Group housing in Canada
Looking across the country, the province of Quebec has seen the greatest number of group housing renovations, followed by Ontario and Manitoba. The western provinces have seen fewer renovations for group housing. In general, western herds are larger and the corresponding investment is greater. Integrated production groups, such as Maple Leaf Farms in Manitoba, are beginning to renovate sites and gain experience with managing sows in groups.
In terms of feeding systems, ESF systems have been the most popular, both for new builds and renovations. Feeders include EU-based manufacturers like Nedap, Schauer and Weda, as well as two Canadian-made systems — CanArm (Sow Choice ESF) and JYGA (Gestal free-access ESF).

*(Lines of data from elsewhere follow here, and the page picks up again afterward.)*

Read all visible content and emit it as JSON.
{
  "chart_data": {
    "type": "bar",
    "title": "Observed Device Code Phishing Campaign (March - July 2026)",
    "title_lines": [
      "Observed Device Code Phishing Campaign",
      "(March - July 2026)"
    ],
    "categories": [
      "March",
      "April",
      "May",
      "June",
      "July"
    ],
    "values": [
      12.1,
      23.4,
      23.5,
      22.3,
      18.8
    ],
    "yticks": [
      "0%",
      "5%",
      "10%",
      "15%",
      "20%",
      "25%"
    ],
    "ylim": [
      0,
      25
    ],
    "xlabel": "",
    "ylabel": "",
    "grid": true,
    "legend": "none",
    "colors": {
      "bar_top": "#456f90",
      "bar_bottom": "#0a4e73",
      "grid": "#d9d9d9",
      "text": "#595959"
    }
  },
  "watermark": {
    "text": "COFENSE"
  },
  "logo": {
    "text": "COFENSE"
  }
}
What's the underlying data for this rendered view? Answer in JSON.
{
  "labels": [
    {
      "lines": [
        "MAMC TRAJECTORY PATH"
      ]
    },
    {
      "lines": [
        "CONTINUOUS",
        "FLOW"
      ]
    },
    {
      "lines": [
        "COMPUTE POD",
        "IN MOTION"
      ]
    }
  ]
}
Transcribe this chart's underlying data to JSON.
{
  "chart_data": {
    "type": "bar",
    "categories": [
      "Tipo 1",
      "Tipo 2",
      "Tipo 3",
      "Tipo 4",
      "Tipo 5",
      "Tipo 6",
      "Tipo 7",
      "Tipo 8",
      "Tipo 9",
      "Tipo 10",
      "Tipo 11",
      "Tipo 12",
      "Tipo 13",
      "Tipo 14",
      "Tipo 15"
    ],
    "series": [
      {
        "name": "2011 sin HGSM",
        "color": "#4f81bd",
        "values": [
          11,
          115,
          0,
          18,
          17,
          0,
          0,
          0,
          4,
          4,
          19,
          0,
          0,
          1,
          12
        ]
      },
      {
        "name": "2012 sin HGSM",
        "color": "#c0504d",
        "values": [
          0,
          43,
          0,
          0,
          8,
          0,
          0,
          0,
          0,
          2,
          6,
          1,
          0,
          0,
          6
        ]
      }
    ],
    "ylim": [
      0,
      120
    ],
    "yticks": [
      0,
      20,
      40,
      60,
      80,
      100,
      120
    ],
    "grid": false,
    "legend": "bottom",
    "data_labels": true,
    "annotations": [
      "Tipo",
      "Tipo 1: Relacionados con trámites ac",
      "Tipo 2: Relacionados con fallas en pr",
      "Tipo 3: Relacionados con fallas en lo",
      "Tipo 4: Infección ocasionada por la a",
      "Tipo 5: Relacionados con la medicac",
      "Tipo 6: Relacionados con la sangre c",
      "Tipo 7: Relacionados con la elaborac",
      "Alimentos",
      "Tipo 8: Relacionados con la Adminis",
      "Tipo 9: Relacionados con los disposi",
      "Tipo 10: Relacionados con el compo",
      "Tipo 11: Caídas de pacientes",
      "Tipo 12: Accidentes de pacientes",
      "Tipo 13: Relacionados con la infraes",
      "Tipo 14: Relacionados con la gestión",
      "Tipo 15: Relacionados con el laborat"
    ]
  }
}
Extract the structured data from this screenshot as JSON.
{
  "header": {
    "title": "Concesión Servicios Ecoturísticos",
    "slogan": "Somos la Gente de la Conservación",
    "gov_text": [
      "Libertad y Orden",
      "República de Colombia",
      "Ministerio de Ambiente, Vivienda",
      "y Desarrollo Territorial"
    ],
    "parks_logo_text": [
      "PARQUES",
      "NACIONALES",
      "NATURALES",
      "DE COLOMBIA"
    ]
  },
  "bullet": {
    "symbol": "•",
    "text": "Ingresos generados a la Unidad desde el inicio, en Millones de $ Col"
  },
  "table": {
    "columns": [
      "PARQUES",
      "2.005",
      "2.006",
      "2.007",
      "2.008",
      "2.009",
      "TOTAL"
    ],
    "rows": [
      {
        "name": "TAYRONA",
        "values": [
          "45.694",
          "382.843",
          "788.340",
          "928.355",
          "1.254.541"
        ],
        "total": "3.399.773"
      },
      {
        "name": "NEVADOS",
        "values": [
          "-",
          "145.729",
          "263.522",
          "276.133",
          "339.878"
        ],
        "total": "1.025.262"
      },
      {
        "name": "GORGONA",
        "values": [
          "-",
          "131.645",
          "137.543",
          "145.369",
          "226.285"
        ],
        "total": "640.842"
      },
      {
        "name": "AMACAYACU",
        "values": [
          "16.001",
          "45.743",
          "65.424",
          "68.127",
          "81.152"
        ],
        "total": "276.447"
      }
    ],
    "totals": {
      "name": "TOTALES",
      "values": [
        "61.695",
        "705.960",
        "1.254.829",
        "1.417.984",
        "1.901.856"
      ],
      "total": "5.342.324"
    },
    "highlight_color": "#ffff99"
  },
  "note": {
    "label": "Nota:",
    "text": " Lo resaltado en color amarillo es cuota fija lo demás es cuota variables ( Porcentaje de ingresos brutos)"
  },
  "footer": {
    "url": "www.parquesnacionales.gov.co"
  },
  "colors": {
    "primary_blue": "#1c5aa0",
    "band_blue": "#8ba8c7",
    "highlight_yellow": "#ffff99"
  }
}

So far the NSHCP team has developed a number of resources, including the “Science of Ethology” series, available at prairieswine.com. The series focuses on sow behavior and management tips for feeding systems, grouping practices and the timing of mixing and dynamic versus static grouping strategies. The team has also produced factsheets on the pros and cons of different feeding and training systems for gilts and sows. A biannual newsletter gives updates on the project, and new and ongoing farm site examples. Producers, barn builders and suppliers can all access these and other resources, such as video footage of the barns and interviews with producers and specialists, at no charge.
The NSHCP project is funded by Swine Innovation Porc within the Swine Cluster 2: Driving Results Through Innovation research program. Funding is provided by Agriculture and Agri‐Food Canada through the AgriInnovation Program, provincial producer organizations and industry partners.